Namun, di balik semua kemajuan ini, ada bayangan yang perlahan mendekat. Mimpi buruk Jago yang samar-samar, tentang cahaya terang dan suara peringatan yang korup, mulai menjadi lebih jelas. Sebuah perasaan aneh, semacam "frekuensi" yang tidak ia kenali, mulai mengganggu sistem internalnya.

Suatu malam, saat bulan purnama bersinar terang, Jago sedang "bermeditasi" di atas menara pengawas. Tiba-tiba, sebuah kilatan cahaya biru terang muncul di cakrawala utara, diikuti oleh getaran halus di tanah. Getaran itu bukan getaran alami. Itu adalah getaran yang sangat kuat, sangat terorganisir, dan sangat cepat.

Jago segera mengaktifkan mode analisis data paling tinggi. Matanya yang biasanya biru tenang, kini berkedip-kedip dengan warna merah terang.

"Anomali terdeteksi," gumam Jago, suaranya terdengar lebih mekanis dari biasanya. "Energi asing mendekat. Pola tanda tangan identik dengan... fragmen memori yang korup."

Ia segera turun dari menara, bergerak secepat kilat menuju aula utama di mana Guru Tua Lung sedang duduk.

"Guru!" panggil Jago, suaranya urgent. "Ada sesuatu yang datang dari utara! Sangat cepat!
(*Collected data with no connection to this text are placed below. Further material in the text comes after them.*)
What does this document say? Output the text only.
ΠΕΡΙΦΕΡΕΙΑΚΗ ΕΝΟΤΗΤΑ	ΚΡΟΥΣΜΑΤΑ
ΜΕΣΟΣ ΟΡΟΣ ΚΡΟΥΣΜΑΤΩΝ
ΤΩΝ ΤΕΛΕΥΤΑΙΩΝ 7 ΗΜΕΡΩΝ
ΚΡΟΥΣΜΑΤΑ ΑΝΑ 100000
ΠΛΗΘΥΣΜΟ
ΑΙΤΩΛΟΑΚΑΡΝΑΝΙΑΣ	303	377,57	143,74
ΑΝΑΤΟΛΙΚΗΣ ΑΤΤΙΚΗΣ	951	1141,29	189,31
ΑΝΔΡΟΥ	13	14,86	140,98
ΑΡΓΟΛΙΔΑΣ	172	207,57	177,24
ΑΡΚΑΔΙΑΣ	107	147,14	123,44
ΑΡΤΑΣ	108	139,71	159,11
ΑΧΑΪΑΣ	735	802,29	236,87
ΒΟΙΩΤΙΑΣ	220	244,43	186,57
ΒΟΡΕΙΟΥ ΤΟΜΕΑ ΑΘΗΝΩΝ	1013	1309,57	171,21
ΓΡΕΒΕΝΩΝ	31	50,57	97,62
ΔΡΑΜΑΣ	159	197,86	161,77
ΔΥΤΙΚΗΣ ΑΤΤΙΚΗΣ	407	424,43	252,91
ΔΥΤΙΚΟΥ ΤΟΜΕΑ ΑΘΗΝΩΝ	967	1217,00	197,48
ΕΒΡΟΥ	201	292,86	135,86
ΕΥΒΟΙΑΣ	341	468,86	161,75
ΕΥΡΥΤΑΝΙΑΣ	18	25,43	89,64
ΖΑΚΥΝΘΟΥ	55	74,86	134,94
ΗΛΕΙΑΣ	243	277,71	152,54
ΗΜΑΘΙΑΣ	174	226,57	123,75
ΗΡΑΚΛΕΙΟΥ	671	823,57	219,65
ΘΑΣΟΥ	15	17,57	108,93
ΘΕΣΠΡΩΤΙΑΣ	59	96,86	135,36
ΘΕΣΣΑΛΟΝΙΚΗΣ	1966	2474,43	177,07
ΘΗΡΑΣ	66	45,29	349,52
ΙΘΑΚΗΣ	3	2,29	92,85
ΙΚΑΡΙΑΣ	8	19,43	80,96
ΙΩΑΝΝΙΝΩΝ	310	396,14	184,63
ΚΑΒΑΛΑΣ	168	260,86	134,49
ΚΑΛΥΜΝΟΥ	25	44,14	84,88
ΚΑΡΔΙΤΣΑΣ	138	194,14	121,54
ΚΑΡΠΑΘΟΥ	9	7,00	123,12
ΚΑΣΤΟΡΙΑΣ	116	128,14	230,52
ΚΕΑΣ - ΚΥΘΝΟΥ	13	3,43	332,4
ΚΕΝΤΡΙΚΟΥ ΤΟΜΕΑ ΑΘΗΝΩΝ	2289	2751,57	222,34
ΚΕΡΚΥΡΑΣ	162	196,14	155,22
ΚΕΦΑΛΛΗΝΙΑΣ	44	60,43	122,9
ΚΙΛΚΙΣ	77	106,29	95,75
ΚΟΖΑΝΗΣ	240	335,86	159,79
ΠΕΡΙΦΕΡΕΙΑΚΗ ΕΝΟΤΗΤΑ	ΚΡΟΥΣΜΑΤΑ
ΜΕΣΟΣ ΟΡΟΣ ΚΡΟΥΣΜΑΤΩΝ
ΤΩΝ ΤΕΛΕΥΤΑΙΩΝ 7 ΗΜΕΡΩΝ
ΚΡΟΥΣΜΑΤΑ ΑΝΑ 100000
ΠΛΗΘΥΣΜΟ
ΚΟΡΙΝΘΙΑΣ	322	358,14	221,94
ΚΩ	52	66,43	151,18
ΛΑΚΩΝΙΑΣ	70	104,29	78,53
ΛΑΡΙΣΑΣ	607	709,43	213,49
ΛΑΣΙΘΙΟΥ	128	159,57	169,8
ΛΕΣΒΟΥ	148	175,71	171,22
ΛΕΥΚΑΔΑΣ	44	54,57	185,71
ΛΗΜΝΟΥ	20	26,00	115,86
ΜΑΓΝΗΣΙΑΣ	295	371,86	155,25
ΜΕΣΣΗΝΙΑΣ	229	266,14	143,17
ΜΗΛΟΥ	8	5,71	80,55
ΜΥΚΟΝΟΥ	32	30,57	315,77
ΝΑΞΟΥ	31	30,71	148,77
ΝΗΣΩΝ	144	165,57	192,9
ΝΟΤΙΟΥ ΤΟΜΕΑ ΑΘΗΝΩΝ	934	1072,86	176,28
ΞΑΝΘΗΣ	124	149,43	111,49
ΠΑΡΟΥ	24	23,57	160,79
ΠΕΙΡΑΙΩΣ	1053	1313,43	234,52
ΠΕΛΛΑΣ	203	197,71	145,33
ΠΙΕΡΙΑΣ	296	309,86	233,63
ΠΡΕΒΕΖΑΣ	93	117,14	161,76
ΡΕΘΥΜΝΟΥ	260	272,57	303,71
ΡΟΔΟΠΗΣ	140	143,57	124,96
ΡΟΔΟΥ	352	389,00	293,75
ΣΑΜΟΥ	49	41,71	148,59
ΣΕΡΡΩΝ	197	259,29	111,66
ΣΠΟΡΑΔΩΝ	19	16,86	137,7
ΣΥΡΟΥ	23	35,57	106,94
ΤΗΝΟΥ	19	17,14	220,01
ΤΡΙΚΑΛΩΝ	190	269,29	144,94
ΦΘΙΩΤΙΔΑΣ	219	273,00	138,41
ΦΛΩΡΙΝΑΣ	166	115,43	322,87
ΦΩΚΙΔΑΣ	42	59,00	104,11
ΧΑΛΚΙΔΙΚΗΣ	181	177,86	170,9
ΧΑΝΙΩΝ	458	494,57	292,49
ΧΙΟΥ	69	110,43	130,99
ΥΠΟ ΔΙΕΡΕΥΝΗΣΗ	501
Sangat kuat!"

Guru Tua Lung membuka matanya, tatapannya langsung menajam. Ia merasakan getaran di bumi, getaran yang berbeda dari sebelumnya. "Apa yang kau rasakan, Jago?"

"Energi asing. Sinyal tidak dikenal. Ancaman tingkat tinggi," Jago menjawab, memberikan data mentah yang ia peroleh. "Identitas tidak diketahui. Tapi terkait dengan... fragmen memori saya."

Mei, Ling, dan Kai, yang terbangun oleh suara Jago, segera bergabung. Mereka merasakan aura tegang yang tiba-tiba menyelimuti Jago.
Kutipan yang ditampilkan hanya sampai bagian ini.